A Look Back at My Hurricane Katrina Assignment
By Rebecca Callahan
My Katrina response began as a call center role and rapidly became a long deployment. Helping the team prepare for a press visit to the Greater New York chapter led to an interview on ABC’s World News Tonight which was crazy, but an amazing experience.
Two days later, I flew to Houston only to discover that I was at the wrong airport and took the shuttle for 40 miles to Houston Astrodome and learned that I would then be going to Baton Rouge, LA and (for the first time in almost 20 years) would be driving a car across the country! I apparently was the only NYC volunteer with a driver’s license (that, to be honest, I only used to cash checks). We New Yorkers don't drive!

The only rental available was an Isuzu Rodeo with a stick shift! Having only used a stick over two decades earlier while learning to drive, it was a bit of a challenge, but my lovely teammates in the car were very kind. They even reminded me to use the clutch!
Arriving in Baton Rouge, we were at a giant former K-Mart, and I began supporting the public affairs team. It was chaotic until a group of officials arrived. None of us noticed them until one quietly got up on a table and said, “Hello. My name is Thad Allen. I am leading this operation, and I want to let you know that we have never experienced this before; so, we have a wicked problem. Move forward. Do your best and know that you are going to “f” it up. We will all make mistakes and if anyone complains to you about it, have them take it up with me.” (Admiral Thad Allen was the lead federal official for the responses to Katrina and Rita and was incident commander for the Deep Horizon oil spill.) The entire vibe changed after that speech, and it was immediately less terrifying. So, move forward we did.
I worked alongside the U.S. Army Corps of Engineers and was listening to them apologize repeatedly to everyone they spoke with on the phone. After about 30 minutes, I told both soldiers, “You must stop apologizing. These levee failures were not your engineering, but lack of maintenance. Stop blowing your reputation up and stop apologizing.” Unbeknownst to me, Todd Semonite, their boss (who went on to become the USACE Commanding Officer) was right behind me. “Where the heck were you 10 days ago when I needed you to tell them that!” I replied that I was up in New York City encouraging people in Katrina’s path to evacuate. Six months later, I was hired by USACE as a public affairs specialist and began my career in the Federal Government.
We went to Slidell, LA, only to learn that there was no longer anything there but cement foundations, an immaculate roof with no house attached and a teddy bear in a tree. River Center in Baton Rouge sheltered more than 3,000 clients impacted by Kattrina and one of the first things I did was escort a BBC reporter around the complex when a 2-year-old ran at me and I picked him up to take him back to his mother's cot. As soon as I sat him down, he began screaming bloody murder until I picked him back up. So, I asked the mom if I could borrow her child for a while as I went around the room and kept him with me to sleep. The reporter asked how that became my job, and I explained that whatever lands in one’s lap becomes part of the job.

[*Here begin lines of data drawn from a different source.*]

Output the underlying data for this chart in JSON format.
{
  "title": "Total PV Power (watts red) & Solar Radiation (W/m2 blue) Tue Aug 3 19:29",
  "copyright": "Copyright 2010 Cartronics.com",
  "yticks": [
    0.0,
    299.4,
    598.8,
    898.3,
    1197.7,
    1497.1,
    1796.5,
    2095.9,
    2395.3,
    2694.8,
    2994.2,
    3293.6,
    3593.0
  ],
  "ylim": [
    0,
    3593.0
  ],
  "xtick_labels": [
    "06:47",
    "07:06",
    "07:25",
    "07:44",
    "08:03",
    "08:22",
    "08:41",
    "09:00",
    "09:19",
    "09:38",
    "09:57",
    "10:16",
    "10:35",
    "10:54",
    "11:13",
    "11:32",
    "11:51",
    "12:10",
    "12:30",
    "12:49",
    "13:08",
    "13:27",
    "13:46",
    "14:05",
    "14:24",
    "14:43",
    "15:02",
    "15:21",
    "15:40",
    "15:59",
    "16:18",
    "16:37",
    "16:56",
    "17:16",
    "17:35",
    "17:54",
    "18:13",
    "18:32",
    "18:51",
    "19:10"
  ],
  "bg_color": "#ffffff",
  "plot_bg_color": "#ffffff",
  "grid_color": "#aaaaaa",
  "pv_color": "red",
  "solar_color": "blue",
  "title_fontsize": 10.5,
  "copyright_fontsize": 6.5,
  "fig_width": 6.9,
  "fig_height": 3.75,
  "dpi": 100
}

The shelter was largely empty during the day for those who could go out, leaving children, parents, elderly and the disabled there to worry and to sleep. One child I called “Overalls” was going crazy and bouncing all over the place and when I went to ask her to stop, she said, “Why won’t anyone let me help?!” I looked at her amazed and said, “Are you saying you would like a job? We have tons of work that needs to be done. You just became an official sanitizer!” I then handed her a giant hand sanitizer and put her by the front entrance, letting her know that no one gets in or out until they have some. She was the most diligent sanitizer distributor I have ever known!
I tried to assist the FEMA folks who tried to get footage of a person getting through on the 800 number for assistance. No one got through at River Center the entire time I was deployed.
They played the opening football game between the New Orleans Saints and the Carolina Panthers on the main screens on September 11, 2005. It was a short time of relief for the shelter residents, and it honestly was the first time I had ever rooted for the Saints. I was interviewed by a French TV station where I ended up trying to explain how a face-mask penalty worked in French. Right afterward, the Baton Rouge sheriff laughed while saying to me, “We have been trying to explain football to them for decades now. If they don’t get it by now, nothing you can say will change that!”
Katrina was my first deployment. Rita hit right in the middle of it as well. I went home for about 20 days before Hurricane Wilma hit Florida and back to the grind I went!